With her mother the former executive director for Main Street Columbus and her father, Quinn Brislin, a local business owner, Annabelle and her family had always been involved in the downtown community. Annabelle had attended every Market Street festival since she was a baby, she set up a lemonade and art stand with some friends during Lemonade Day in 2019 and she and her parents had participated in gardening and clean-up volunteer days downtown.

So after two months of home school and quarantine, while businesses were closed and usual spring and summer activities canceled, Annabelle was searching for a new project.
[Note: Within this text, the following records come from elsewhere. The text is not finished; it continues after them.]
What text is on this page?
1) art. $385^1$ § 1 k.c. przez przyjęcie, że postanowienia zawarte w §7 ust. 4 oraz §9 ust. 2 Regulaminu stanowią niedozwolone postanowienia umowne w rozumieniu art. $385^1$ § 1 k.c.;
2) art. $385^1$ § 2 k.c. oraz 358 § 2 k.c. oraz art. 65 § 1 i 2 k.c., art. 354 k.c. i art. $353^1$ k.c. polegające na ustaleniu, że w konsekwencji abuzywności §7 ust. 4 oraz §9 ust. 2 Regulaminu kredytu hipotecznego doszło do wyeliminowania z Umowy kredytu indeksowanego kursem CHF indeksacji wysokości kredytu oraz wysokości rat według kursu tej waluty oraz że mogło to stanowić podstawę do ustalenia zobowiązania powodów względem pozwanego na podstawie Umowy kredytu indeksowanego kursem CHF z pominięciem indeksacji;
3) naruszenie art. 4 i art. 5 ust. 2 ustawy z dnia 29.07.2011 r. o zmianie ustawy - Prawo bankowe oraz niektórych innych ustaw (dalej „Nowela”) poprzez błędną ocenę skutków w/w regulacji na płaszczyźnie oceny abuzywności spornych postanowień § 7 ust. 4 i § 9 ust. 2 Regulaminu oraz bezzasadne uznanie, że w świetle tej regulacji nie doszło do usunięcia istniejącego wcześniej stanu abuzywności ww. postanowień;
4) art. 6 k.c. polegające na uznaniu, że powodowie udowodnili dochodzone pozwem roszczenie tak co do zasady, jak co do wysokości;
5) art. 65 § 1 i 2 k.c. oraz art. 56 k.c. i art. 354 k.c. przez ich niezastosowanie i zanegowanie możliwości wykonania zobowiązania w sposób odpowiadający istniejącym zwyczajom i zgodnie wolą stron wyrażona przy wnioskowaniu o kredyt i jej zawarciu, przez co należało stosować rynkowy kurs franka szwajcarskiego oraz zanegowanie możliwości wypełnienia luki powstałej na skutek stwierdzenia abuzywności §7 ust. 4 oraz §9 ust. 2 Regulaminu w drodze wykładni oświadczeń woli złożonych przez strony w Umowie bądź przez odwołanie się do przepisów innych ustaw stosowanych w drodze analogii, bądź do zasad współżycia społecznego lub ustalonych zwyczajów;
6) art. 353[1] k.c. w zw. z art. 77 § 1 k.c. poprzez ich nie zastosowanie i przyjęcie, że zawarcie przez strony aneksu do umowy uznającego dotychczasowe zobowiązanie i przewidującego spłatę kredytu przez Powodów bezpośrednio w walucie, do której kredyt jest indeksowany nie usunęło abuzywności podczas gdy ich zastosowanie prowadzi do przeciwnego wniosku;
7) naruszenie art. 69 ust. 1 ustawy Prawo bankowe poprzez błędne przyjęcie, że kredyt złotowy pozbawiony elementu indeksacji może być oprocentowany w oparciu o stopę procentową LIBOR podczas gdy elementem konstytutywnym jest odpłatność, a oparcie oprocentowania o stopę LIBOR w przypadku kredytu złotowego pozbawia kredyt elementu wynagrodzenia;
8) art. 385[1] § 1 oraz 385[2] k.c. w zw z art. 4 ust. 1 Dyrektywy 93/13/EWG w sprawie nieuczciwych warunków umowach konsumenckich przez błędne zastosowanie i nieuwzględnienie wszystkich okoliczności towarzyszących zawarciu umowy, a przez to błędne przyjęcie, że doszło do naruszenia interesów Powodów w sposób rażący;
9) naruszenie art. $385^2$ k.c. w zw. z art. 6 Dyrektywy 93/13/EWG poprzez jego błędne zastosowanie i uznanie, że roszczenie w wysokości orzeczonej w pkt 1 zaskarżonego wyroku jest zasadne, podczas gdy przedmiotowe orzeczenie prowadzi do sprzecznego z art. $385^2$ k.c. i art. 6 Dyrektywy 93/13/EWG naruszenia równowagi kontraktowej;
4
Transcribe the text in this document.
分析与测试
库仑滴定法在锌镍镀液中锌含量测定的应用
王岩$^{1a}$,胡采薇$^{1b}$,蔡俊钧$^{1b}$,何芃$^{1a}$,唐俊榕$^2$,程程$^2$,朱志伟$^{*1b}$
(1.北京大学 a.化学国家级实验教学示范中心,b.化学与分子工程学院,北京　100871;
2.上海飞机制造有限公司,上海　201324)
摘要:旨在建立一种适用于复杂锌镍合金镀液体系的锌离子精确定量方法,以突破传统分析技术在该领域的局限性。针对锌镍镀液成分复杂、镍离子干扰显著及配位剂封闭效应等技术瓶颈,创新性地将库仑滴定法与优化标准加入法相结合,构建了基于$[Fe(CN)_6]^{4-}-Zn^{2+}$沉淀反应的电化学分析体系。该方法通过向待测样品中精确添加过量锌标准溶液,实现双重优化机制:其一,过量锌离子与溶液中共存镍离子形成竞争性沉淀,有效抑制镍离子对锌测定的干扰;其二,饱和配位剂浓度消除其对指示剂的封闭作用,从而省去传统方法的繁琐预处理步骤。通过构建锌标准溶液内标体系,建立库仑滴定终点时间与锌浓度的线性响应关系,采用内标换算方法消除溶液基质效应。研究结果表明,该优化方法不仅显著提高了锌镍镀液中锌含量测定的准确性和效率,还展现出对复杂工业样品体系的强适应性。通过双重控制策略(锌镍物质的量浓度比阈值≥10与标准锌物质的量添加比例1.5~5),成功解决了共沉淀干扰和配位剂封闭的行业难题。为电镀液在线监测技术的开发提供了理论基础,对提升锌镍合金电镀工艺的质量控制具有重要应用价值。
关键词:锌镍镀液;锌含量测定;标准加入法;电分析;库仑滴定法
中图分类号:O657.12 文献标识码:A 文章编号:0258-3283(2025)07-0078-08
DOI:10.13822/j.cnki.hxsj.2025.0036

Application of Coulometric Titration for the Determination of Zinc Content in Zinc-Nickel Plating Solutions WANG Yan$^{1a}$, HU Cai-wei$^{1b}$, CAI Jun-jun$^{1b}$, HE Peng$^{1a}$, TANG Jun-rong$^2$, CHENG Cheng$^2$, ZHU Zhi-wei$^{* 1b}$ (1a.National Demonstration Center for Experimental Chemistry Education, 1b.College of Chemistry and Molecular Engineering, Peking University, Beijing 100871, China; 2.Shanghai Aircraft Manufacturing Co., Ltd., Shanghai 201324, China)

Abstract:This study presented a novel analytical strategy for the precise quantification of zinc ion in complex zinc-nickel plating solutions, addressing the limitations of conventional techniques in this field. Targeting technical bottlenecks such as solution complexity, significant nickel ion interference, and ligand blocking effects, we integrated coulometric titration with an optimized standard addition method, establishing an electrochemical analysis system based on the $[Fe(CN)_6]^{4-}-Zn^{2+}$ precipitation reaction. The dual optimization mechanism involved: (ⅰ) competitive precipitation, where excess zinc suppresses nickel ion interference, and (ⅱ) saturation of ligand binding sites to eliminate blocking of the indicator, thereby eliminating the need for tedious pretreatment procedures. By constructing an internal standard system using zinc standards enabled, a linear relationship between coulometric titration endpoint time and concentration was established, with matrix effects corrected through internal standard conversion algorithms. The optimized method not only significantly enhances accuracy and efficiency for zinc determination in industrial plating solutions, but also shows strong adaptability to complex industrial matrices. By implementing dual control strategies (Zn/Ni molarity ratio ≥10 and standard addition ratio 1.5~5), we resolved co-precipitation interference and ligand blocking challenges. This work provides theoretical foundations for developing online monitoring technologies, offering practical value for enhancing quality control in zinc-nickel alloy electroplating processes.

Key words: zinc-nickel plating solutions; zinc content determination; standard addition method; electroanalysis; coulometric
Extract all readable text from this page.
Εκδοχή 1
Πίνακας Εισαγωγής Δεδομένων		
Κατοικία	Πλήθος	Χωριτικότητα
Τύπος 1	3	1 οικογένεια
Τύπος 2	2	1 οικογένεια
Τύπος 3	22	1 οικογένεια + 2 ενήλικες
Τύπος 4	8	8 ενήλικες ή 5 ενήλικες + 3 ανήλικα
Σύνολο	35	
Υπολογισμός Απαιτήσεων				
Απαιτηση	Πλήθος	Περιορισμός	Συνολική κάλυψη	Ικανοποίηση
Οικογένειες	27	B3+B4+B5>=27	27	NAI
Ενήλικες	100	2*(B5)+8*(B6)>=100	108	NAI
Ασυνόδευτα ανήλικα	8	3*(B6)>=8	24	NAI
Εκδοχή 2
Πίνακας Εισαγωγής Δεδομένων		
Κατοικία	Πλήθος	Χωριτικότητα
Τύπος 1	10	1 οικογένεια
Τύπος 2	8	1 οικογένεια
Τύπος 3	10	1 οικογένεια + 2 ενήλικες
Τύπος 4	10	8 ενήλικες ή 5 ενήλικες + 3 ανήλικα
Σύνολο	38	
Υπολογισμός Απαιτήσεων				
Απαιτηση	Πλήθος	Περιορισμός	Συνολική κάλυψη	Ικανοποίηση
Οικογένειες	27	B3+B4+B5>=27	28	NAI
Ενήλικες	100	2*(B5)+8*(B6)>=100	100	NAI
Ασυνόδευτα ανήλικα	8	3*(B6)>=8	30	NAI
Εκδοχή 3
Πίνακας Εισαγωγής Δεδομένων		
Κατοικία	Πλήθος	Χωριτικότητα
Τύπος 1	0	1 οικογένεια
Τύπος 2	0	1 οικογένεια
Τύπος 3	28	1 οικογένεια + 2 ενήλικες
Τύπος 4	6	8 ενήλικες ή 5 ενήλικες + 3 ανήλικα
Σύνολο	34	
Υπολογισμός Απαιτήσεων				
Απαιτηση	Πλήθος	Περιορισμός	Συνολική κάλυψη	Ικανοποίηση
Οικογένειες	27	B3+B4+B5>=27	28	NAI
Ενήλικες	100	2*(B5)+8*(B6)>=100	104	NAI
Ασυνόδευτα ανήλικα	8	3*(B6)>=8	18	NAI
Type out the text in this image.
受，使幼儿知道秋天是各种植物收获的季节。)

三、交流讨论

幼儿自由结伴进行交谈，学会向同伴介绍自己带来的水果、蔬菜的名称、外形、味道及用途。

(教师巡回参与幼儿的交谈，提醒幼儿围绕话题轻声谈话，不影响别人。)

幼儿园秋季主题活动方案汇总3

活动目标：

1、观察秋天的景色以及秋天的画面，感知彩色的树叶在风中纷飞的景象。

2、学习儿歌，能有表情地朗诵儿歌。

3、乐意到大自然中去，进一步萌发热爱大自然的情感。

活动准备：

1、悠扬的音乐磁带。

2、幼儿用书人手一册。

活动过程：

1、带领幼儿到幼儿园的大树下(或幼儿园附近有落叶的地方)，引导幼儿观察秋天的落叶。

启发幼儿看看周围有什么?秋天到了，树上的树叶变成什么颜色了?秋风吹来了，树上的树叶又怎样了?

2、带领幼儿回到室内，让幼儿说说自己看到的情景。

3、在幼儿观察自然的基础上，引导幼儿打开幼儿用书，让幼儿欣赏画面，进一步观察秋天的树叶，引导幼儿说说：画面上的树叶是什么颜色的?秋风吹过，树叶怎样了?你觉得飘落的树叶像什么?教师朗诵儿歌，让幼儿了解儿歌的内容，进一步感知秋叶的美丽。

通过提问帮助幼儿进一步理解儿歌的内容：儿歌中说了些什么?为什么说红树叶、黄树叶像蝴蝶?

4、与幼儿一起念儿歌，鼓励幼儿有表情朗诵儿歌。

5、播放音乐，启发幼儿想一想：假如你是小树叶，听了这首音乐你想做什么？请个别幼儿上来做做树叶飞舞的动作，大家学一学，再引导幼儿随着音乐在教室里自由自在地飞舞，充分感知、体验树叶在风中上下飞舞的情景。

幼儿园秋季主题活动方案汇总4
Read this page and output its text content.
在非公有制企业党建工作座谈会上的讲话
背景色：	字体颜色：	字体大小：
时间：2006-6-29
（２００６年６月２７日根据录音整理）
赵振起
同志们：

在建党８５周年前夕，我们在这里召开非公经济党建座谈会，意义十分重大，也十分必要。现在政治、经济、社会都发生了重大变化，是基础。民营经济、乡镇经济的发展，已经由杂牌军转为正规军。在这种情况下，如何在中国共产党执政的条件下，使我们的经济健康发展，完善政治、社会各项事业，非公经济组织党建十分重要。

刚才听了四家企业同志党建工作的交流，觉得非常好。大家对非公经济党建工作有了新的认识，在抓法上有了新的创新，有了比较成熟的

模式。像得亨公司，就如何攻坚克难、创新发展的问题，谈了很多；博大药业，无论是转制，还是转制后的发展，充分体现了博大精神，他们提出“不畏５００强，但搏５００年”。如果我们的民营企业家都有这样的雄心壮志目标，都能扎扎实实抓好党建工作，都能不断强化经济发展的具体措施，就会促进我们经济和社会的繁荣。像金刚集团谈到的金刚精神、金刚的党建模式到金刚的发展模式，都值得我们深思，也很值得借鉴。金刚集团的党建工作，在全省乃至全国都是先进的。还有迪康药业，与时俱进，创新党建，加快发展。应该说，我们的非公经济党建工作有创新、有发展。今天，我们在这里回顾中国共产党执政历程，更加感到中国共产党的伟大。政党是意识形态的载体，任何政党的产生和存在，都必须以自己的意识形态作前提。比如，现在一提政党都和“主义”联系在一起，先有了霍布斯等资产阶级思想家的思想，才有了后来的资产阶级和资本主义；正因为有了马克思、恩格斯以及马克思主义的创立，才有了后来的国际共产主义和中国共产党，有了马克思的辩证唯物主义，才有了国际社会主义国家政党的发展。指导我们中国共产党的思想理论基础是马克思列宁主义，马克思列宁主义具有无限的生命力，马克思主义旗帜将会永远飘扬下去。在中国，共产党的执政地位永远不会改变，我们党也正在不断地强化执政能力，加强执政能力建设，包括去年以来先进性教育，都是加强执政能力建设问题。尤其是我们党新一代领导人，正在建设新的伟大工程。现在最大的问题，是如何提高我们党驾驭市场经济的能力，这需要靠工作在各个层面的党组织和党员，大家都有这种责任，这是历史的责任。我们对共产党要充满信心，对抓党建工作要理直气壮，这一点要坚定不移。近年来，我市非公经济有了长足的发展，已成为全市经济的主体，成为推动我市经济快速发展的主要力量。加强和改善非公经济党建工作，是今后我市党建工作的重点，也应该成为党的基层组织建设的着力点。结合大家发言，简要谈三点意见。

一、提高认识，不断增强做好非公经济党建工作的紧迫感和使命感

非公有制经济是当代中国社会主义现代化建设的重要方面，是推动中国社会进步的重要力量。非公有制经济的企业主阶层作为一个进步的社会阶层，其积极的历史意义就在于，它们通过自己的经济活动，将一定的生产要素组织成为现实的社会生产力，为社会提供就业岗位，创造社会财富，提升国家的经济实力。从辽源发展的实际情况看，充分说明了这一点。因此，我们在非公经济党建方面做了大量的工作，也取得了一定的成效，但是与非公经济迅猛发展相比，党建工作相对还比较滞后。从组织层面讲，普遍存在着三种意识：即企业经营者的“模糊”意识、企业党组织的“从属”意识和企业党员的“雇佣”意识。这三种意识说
“I was looking online at all these cool crafts and stuff, and I saw these paintings with alcohol ink on them,” Annabelle said. “… I thought they were really cool, so I showed them to everybody.”

Amber said Annabelle has always loved art — she’s sold some of her paintings at downtown events, and the family’s basement is filled with her easel and paintings. Moreover, Annabelle’s parents themselves were also tired from homeschooling her for the last two months of the year (Annabelle normally attends Annunciation and will go into fourth grade there next year), so they were happy to help their daughter try a new activity.

The family had plenty of time, rubbing alcohol and small glass jars, the last courtesy of current Main Street Executive Director Barbara Bigelow, who gave them to the Brislin family knowing “we never throw anything away,” Amber said.

Annabelle took the jars and began painting.

“The first one turned out — OK,” Annabelle said, making a face. “We got better.”

In fact, Annabelle got so much better that she turned her hobby into a small business, selling the painted jars — and eventually Christmas ornaments and oyster shells as well — at last year’s Art Walk and the Holiday Market. She said she made about $200 selling them for less than $10 apiece.

Others she gave away as gifts or donated to Main Street and local businesses.

It was that last act that earned Annabelle the Main Street Service Award. Annabelle placed candles in the jars and inscribed the outsides of the jars with positive messages and words of encouragement as business owners slowly reopened their downtown stores.

Amber and Quinn said they’ve always felt it’s important to be involved in the community and find ways to give back, even in tough times — like a global pandemic.

“You can complain all you want, but if you don’t try to do your part, then what’s the use?” Quinn said.
Amber agreed.

“It was real easy when we were stuck in the house to just want to play on the computer or watch TV or something, but there’s … a lot more productive things that we could do,” she said.

The evidence of Annabelle’s productivity is all over the Brislin home, with brightly painted glass jars sitting in the windowsills, catching the sunlight.

Though each ornament is unique, with everything from the colors to the inscribed messages fluctuating, Annabelle said she doesn’t have a favorite one.

“They’re all my favorites,” she said.